But most of Minolta's initial lenses for the SR-2 were not automatic. In fact, only one was -- the 55mm f1.8 Auto-Rokkor. All of the others, from 35mm to 135mm, were not automatic lenses. Minolta knew how to make the other lenses automatic, but that wouldn't happen until the next year -- 1959. Instead of waiting for all of their lenses to be automated, thereby delaying the release of the SR-2, they opted instead to release the camera with only one automatic lens -- with more to come the next year. The simpler Rokkor line of lenses had manual diaphragms, but Minolta incorporated a pre-set mechanism on the aperture ring of most of these lenses, and a "cocking diaphraghm" on the rest, to make the process of composition and focusing as easy as possible.

Another major innovation in the Rokkor and Auto-Rokkor lenses was a new, easy to use, bayonet lens mount. Instead of the awkward, time-consuming screw-mounts and breech-mounts used by other manufacturers, these Minolta lenses offered a quick, three-pronged, bayonet mount. This mount is so simple that it is easy to use with a single hand, and only requires a quick, 54 degree turn to lock the lens in place. Pre-setting anything on the lens or the camera was no longer needed -- as long as you owned a Minolta SLR camera! Changing lenses could now be done in an instant -- even in the dark -- finally making spontaneous SLR photography a reality.
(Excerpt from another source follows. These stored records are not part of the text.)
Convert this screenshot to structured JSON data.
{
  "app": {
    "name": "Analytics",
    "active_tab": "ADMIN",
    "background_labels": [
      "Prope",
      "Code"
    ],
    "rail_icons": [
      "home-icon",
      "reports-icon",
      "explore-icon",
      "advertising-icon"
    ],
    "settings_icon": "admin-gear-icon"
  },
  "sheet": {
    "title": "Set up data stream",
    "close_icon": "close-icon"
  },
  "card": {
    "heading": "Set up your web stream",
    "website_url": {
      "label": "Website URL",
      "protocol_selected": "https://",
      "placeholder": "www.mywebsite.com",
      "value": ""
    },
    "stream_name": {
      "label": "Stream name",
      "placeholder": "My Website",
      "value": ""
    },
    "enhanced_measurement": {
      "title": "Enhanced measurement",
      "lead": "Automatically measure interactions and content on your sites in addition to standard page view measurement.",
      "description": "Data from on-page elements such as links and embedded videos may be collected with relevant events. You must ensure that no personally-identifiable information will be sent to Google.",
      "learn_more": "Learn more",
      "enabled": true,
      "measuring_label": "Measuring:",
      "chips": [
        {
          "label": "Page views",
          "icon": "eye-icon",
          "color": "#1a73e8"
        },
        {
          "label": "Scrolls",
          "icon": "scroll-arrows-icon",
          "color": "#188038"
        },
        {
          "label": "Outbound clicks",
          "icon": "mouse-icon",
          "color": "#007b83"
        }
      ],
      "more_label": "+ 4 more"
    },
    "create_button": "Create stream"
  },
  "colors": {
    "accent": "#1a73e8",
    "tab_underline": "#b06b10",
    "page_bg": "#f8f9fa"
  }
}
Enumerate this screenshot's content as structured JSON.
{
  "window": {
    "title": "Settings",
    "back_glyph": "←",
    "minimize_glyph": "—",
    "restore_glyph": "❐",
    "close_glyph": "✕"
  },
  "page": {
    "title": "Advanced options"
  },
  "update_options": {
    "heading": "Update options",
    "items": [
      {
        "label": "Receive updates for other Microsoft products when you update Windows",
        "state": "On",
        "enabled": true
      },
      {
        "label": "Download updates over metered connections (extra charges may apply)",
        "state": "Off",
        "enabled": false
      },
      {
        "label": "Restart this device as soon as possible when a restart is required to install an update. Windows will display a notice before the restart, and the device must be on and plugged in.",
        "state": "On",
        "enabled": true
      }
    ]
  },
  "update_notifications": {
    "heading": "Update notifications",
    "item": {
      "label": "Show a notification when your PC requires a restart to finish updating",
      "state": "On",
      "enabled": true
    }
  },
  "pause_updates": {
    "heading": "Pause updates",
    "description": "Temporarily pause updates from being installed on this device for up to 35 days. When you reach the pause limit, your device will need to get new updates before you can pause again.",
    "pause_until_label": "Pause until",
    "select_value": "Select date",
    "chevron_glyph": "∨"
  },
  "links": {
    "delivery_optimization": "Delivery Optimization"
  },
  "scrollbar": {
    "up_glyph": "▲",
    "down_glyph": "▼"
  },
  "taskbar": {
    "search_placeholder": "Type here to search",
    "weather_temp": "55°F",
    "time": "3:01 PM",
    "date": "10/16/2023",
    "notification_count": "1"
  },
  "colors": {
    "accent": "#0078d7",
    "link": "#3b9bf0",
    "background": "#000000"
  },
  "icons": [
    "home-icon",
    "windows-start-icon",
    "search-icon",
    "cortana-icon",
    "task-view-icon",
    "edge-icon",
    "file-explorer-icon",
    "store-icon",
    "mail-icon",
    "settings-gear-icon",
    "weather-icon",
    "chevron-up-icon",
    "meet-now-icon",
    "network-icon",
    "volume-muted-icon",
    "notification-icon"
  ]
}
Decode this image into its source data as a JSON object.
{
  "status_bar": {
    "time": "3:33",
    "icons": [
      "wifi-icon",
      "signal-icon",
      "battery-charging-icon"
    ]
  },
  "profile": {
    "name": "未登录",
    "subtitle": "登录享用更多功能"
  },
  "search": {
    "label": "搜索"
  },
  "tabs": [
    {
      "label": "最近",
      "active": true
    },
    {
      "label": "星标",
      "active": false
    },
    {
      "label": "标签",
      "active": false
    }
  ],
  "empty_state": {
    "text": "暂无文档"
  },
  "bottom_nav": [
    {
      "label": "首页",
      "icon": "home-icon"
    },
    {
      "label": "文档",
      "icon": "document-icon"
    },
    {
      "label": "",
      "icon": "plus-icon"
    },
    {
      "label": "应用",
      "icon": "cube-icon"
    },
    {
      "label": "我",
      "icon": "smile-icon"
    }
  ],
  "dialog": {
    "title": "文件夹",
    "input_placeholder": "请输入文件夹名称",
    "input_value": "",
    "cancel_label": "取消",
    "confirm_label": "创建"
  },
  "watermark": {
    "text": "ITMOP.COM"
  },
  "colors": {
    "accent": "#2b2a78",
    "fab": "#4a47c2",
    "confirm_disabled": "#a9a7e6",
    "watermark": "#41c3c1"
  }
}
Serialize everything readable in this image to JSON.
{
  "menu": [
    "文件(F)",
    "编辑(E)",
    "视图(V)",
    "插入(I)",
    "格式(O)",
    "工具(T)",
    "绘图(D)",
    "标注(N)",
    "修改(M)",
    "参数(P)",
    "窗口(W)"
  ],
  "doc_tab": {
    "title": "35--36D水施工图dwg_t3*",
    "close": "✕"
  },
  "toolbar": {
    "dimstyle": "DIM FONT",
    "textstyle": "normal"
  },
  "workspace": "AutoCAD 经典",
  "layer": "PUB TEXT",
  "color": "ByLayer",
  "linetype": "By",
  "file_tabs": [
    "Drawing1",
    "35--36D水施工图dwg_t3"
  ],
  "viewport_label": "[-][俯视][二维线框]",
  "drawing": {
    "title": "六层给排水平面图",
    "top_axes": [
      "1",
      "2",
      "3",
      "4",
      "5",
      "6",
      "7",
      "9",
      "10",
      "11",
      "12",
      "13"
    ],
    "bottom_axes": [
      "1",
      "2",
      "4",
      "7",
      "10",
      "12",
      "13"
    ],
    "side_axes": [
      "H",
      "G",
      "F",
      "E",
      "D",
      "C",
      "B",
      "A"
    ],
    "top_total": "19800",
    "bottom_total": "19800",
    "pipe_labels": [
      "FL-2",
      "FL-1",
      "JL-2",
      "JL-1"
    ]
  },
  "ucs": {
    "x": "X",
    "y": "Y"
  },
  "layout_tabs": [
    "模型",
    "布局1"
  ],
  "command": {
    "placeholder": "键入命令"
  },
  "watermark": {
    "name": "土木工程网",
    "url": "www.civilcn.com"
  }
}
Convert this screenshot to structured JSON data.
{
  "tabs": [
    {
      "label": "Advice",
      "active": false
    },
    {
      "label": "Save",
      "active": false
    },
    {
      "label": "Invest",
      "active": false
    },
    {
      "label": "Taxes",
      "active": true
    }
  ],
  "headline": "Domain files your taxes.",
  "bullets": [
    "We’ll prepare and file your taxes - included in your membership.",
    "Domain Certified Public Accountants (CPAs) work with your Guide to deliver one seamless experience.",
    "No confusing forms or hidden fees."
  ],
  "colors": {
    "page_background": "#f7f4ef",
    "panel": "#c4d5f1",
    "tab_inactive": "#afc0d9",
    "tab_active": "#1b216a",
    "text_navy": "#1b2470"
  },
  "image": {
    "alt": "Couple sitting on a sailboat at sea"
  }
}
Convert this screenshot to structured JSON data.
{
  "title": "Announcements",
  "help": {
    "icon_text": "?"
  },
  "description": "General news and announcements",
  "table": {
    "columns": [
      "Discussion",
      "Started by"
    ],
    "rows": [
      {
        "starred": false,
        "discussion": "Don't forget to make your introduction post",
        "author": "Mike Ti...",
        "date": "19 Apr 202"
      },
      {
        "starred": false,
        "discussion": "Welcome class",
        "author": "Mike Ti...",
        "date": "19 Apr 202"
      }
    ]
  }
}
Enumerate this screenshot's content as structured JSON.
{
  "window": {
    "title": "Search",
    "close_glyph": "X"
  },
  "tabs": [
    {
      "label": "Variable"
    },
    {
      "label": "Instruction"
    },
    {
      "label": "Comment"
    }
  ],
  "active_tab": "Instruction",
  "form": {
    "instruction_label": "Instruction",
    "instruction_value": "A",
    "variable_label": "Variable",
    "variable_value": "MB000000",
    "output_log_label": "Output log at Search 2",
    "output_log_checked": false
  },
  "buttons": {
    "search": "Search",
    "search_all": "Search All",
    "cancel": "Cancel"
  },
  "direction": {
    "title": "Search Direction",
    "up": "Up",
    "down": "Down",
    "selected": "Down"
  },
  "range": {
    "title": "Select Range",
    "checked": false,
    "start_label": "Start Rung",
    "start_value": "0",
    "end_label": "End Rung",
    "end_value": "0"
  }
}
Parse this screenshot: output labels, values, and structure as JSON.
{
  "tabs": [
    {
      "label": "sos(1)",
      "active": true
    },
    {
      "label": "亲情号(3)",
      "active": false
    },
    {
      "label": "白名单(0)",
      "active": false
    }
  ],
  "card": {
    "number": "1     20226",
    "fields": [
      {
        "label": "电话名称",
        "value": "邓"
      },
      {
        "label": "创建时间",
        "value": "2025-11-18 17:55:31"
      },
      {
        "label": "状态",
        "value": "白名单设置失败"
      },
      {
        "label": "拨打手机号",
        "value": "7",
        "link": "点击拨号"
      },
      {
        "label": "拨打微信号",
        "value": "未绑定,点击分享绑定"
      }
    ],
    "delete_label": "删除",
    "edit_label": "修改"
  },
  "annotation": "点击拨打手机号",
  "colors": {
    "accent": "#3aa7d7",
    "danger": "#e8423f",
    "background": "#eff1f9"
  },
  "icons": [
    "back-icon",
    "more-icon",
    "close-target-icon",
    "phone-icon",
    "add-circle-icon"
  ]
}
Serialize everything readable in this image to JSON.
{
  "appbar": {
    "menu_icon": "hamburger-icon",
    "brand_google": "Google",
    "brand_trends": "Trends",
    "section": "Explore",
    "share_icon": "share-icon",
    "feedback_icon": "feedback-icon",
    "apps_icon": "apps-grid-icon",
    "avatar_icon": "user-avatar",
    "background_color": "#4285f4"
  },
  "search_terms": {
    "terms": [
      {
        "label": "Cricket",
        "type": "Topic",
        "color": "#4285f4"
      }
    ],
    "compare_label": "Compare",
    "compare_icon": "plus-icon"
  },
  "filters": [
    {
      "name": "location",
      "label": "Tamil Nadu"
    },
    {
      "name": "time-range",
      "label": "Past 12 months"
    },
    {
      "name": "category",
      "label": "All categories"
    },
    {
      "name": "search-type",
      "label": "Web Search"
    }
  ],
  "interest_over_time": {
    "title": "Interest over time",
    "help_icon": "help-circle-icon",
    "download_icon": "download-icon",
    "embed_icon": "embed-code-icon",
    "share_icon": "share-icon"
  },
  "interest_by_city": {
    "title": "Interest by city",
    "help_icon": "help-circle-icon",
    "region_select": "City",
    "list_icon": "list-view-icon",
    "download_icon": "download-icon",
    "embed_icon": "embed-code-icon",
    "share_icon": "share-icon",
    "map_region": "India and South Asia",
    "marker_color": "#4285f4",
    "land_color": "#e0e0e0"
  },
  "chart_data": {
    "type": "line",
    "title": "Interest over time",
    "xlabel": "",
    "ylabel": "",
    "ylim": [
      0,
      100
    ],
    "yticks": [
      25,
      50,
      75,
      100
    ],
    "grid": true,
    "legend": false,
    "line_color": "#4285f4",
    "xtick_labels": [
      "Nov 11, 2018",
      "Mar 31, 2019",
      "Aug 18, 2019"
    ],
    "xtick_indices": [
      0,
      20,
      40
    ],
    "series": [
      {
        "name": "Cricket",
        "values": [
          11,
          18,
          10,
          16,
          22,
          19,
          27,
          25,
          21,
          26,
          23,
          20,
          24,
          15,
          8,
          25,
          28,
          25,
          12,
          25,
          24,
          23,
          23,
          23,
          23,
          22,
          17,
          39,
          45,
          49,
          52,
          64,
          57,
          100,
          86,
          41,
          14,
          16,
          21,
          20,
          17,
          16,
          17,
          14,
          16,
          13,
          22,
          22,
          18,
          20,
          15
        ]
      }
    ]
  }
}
You can identify the Rokkor and Auto-Rokkor lenses by the front panel around the lens. The word "ROKKOR" is the main designation and it is marked in white. These lenses were designed for cameras that did not have meters or aperture displays in the viewfinder. As a result, the f-stop rings are not always placed directly next to the camera body (which allows the f-stop to appear in the viewfinder display, if the camera is so equipped). These lenses evolved over time and you are likely to see the same lens with slightly different features. One feature that changed over time concerned the automatic diaphragm. Initially, the Auto-Rokkor were designed for the SR-2 and early SR-1 cameras that had semi-automatic aperture function. With this feature, the automatic aperture on the lens was cocked when the film was advanced. A pin in the camera kept the lens at full aperture. When the shutter was released, the pin in the camera released the pin in the lens, and the lens was stopped down, but it did not automatically re-open to the full aperture setting. Resetting the lens required the slow pressure of the film advance.

But this changed when Minolta introduced the SR-3 and SR-1 (model c) which were designed for fully-automatic aperture operation. These camera automatically reset the lens to full aperture immediately after each exposure -- without advancing the film -- and the old mechanisms proved inadequate to the task. An important change had to be made to the Auto-Rokkor lenses at this time. To allow the new cameras to instantly re-open the aperture in the lens after the exposure, it was necessary for Minolta to modify the aperture linkage in the original Auto-Rokkor lenses. (The Rokkor lenses didn't require any change since they lacked the aperture linkage.) Specifically, the original Auto-Rokkor lenses have their aperture linkage on a rotating, external plate on the back of the lens. This approach proved inadequate to handle the speed of a fully-automatic aperture, and Minolta modified the mechanism to an internal, lateral-operating pin. This approach had additional advantages other than just a fully-automatic aperture.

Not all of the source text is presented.